10 June 2019 - feast day of Mary, Mother of the Church - John 19:25-34


       On March 3 of last year, Pope Francis decreed that “the Memorial of the Blessed Virgin Mary, Mother of the Church,” is to be celebrated  in the liturgical calendar of the Roman Catholic Church  on the Monday after Pentecost. Even though this is a new feast day for us, the history of this veneration has been passed down through the centuries from the period of the Early Church. Mary, Mother of the Church is reflected in the writings of St. Augustine and of St. Leo the Great, both from the early 5th century.   C. St.
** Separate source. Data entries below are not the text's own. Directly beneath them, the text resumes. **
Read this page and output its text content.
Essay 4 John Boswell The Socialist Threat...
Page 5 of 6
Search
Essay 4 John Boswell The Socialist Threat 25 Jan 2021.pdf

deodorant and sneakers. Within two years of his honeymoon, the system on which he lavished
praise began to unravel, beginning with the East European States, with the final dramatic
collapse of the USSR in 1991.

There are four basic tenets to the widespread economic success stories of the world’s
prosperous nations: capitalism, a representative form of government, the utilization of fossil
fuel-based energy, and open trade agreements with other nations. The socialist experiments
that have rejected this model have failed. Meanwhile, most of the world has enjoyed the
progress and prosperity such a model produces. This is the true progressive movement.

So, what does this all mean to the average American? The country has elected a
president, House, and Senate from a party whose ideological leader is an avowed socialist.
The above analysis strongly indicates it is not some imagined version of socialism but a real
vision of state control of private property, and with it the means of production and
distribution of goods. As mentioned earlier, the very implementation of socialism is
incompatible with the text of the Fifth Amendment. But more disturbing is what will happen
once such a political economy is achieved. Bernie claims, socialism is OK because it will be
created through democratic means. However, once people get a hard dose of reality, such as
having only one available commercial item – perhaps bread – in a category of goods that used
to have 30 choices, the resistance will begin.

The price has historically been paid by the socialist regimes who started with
Augustine asserted that “Mary is the mother of the members of Christ, because with charity, she cooperated in the rebirth of the faithful into the Church.” St. Leo the Great stated that “the birth of Jesus, the head, is also the birth of the body, thus indicating that Mary is at once the Mother of Christ, the Son of God, and the mother of the members of his mystical body, which is the Church.” St Paul VI, at the conclusion of the third Session of the Second Vatican Council, declared Mary as the “Mother of the Church, that is to say (the Mother) of all Christian people, the faithful as well as the pastors, who call her the most loving Mother.” Paul VI decreed at the same time that “the Mother of God should be further honored and invoked by the entire Christian people by this tenderest of titles.” The Gospel we hear on this feast day is from the Gospel of John, in which Jesus entrusts his mother Mary to the beloved disciple.  Tradition holds that Mary and the beloved disciple traveled to Ephesus in Turkey, where Mary lived to the end of her days here on earth. As Mary was so beloved by the Early Church, she continues to be beloved by the faithful today.  As we leave the Easter season and as we enter the 10th week of Ordinary Time, Mary accompanies us today as our Mother and the Mother of the Church.